Por NATALIE JIMÉNEZ
EL NUEVO SOL
Distancia.
Una palabra y una realidad que trato de olvidar. Después de tantos años, he llegado a entender cuánta carga tiene la distancia. En mi caso, esa carga consiste en dos mil cuatrocientas cuarenta millas.
Tenía once años cuando hice mi primer viaje a México. Fue la primera vez que pude físicamente conocer a mi familia después de solo comunicarnos a través de conversaciones telefónicas. Finalmente, pude ponerle rostro a la gente de las innumerables historias que escuché a lo largo de mi niñez.
Recuerdo que esa experiencia fue una mezcla entre felicidad y tristeza. Desde el momento en que llegué hasta el momento en que volví a casa, poco a poco comencé a darme cuenta de lo mucho que le faltaba a mi vida.
A los once años, pensé que las innumerables llamadas telefónicas que hice en mi niñez me iban a permitir sentirme conectada con mi familia. No era secreto que no sabía los nombres de todos o sabía cómo se veían, pero pensé que sabía lo suficiente como para no sentirme como una extraña al llegar.
Mi primer descubrimiento se produjo cuando salí del avión y caminé a la sección de llegadas. No sabía cómo se veían mis abuelitos y no estaba segura de cómo nos íbamos a reconocer. Afortunadamente, mi abuelito trajo un cartel grande y verde con mi nombre en letras mayúsculas: NATALIE.
En ese momento, no me di cuenta de lo extraño que era viajar sola para conocer a muchas personas por primera vez. Pero la emoción de finalmente estar con mi familia y en el lugar en que mi papá creció hizo que todo valiera la pena. Mirando hacia atrás, la adrenalina que estaba sintiendo en ese momento probablemente me impidió darme cuenta de todo lo que iba a confrontar.
Cuando llegamos a la casa de mis abuelitos, me sorprendieron muchos miembros de mi familia. Al ver a tantas personas, empecé a llorar. En ese momento, creo que lloré porque estaba abrumada con todas las caras nuevas y extrañaba a mis papás y a mi hermano.
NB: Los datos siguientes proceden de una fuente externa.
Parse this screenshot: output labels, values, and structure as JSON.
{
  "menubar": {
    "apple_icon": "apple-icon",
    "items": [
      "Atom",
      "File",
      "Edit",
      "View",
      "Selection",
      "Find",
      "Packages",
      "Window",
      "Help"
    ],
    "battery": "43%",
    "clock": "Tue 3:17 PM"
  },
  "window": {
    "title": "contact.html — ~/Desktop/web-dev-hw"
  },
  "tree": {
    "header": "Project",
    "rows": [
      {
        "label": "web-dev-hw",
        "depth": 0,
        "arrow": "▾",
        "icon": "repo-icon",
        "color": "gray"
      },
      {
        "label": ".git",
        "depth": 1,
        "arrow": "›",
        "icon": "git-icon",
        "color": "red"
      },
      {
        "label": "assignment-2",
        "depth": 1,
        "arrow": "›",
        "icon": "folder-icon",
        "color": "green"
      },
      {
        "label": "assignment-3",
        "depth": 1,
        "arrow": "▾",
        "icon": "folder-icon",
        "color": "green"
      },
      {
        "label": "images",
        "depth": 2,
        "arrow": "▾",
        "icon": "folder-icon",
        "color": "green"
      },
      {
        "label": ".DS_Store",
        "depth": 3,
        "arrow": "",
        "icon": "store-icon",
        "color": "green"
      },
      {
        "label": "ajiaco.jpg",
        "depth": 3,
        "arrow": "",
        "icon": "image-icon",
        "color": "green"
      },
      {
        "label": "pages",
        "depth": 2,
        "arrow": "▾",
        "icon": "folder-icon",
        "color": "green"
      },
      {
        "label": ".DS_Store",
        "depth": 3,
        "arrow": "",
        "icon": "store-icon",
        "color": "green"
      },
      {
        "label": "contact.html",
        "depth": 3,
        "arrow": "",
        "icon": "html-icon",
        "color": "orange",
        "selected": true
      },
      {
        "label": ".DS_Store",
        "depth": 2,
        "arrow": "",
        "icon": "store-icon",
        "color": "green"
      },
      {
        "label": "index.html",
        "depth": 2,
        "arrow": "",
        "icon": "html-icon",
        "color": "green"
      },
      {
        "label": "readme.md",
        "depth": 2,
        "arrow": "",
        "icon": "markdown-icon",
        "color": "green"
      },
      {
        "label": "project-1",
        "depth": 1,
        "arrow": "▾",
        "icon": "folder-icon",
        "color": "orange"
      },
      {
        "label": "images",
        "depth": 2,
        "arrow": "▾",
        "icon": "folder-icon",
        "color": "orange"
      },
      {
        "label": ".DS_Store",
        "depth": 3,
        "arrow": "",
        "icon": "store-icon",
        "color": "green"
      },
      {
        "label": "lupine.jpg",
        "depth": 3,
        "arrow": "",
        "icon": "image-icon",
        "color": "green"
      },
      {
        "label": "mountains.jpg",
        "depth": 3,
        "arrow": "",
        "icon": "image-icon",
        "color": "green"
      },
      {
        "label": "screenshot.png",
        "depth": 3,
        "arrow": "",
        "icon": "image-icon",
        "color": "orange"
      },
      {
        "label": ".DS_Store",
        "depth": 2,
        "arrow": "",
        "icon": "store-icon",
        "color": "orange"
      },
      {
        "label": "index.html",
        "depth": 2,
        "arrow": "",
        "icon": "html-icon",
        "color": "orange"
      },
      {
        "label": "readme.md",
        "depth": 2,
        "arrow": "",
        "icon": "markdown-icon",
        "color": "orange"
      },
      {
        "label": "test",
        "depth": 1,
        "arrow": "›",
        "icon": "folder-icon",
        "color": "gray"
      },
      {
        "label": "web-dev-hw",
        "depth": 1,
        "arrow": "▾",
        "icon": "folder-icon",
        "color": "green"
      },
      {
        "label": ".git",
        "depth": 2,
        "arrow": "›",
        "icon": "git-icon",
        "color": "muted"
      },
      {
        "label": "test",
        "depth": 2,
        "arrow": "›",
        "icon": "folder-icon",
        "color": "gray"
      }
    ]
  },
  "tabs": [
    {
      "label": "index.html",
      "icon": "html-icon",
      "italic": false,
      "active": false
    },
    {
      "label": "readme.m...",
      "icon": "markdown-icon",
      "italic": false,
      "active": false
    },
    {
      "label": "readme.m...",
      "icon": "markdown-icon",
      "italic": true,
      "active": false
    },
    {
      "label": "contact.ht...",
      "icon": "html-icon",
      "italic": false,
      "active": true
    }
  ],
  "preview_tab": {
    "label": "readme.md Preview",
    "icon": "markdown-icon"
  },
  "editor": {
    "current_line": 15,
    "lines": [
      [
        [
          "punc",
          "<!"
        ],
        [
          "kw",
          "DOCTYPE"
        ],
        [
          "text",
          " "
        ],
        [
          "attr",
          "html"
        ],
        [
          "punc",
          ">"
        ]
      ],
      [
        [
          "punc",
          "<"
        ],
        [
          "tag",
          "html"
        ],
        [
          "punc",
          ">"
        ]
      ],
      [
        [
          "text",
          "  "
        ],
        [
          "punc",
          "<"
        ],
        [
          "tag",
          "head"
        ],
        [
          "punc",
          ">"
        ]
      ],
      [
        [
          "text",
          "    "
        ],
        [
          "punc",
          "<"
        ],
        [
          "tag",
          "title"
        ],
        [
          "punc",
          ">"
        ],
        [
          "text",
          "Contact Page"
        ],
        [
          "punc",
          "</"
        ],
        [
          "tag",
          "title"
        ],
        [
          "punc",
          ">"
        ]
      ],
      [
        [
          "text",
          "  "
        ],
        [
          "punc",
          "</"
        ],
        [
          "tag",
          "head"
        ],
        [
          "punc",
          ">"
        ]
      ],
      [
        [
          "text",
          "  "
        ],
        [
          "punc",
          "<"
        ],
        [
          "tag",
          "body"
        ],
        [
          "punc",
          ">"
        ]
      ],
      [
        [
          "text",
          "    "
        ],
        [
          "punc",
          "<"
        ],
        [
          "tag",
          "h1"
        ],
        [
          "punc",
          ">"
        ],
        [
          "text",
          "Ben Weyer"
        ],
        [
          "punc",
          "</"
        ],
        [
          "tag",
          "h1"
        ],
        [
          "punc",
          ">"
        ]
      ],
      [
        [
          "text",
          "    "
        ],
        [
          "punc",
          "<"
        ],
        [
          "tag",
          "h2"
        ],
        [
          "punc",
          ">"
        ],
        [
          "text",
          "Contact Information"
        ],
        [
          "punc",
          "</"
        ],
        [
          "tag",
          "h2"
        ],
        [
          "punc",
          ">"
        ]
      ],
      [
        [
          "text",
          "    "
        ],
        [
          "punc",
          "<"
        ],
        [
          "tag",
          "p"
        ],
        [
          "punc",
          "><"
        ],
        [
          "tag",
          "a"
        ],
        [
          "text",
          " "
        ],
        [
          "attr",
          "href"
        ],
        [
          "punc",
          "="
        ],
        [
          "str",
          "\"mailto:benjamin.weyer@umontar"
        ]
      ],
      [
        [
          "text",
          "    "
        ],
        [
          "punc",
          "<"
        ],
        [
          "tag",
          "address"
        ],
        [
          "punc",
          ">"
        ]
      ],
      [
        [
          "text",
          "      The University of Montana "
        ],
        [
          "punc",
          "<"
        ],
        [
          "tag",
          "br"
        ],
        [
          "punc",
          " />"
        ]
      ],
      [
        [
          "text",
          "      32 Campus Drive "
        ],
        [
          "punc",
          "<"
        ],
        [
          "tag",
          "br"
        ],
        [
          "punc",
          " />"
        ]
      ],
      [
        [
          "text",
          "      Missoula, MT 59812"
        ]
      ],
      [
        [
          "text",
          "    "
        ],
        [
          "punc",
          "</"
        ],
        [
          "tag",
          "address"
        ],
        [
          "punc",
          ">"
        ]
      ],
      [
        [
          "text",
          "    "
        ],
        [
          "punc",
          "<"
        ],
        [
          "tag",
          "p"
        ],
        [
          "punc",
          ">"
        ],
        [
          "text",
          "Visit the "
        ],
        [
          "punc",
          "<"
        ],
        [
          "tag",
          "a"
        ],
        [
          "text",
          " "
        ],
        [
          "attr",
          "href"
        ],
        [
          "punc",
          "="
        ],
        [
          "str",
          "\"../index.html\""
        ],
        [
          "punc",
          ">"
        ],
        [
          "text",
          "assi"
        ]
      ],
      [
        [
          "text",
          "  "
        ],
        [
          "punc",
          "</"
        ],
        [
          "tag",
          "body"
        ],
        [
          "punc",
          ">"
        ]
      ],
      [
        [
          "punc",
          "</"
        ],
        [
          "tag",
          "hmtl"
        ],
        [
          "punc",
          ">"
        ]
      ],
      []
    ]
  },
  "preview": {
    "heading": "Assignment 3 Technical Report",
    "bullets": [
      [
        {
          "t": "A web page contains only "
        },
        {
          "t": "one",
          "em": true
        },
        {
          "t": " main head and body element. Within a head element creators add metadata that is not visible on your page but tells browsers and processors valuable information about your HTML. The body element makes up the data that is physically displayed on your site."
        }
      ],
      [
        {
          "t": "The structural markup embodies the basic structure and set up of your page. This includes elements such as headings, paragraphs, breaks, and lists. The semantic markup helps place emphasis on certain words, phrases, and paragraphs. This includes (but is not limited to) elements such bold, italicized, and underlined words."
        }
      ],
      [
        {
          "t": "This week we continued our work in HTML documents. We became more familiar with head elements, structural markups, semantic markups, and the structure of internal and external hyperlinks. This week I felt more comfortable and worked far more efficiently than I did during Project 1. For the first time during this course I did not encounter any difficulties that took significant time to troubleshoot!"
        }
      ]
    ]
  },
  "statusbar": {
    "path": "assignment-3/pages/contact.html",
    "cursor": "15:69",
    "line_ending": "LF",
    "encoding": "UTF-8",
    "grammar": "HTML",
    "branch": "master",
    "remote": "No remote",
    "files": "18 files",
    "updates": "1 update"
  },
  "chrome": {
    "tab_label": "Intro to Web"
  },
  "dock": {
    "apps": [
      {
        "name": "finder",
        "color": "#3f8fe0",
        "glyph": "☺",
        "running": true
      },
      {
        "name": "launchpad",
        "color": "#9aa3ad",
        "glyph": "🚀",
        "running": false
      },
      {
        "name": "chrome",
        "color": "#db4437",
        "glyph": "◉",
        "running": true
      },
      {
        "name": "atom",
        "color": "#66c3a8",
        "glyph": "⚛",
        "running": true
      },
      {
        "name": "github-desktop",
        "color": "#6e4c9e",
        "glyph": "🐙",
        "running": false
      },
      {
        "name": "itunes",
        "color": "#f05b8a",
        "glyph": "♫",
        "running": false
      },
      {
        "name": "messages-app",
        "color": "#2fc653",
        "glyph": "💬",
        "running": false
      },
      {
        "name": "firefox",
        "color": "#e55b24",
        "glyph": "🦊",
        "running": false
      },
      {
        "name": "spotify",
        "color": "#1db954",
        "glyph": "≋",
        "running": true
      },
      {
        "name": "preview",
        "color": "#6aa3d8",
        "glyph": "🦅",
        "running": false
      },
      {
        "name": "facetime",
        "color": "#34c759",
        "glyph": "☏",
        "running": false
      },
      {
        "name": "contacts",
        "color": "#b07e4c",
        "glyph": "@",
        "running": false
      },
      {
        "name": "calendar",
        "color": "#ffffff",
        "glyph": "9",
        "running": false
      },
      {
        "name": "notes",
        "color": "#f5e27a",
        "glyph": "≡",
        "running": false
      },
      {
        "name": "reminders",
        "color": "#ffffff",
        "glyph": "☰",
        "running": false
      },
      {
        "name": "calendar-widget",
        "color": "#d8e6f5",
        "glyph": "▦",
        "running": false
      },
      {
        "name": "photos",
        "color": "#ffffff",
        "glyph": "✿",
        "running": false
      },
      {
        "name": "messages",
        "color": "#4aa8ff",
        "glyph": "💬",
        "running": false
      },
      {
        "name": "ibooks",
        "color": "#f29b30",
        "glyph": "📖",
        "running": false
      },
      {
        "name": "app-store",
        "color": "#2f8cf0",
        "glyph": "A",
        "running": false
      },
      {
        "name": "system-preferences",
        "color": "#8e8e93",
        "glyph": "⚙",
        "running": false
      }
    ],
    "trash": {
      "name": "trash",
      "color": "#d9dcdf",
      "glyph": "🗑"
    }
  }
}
Pero ahora, creo que también lloraba porque me di cuenta de lo desconectada que yo estaba de mi familia.
Pasé dos meses en México. Fueron dos meses de conocer a mi familia por primera vez y de darme cuenta de todo lo que había perdido en los últimos once años. Fueron once años sin celebrar múltiples cumpleaños, sin presenciar nuevas adiciones a la familia y sin ningún contacto físico que deseaba tener cuando escuchaba a mis amigos hablar de sus familias.
Después de cuatro viajes a México, he llegado a la conclusión que posiblemente nunca me sentiré completa. Cuando voy a México, extraño a mis padres y a mi hermano, cuando estoy en casa extraño a mi familia en México. Es un ciclo constante de querer que todos estemos juntos, pero no tener la posibilidad de hacerlo.
Por mucho que esta realidad me duela, sé que le duele más a mi papá. Pero entiendo por qué sucedió así y entiendo que nuestra situación podría ser peor. Por lo tanto, acepto la distancia entre nosotros y la uso como recuerdo de cuánto estimo y quiero a mi familia.
La emergente literatura sobre las consecuencias de fuentes de estrés en la salud mental de los migrantes —que incluyen no sólo la discriminación, el acoso policial y el aislamiento social, sino también la separación familiar— apunta la urgencia de expandir el acceso de servicios de salud mental para los inmigrantes, sin importar su estatus legal, tal y como lo recomienda un estudio de la antropóloga Rebecca Crocker titulado: “Emotional Testimonies”.
La organización Hispanas Organized for Political Equality (HOPE) tiene una Guía de salud de California para personas indocumentadas, la cual incluye servicios de salud mental. Busque guías similares en otros estados del país.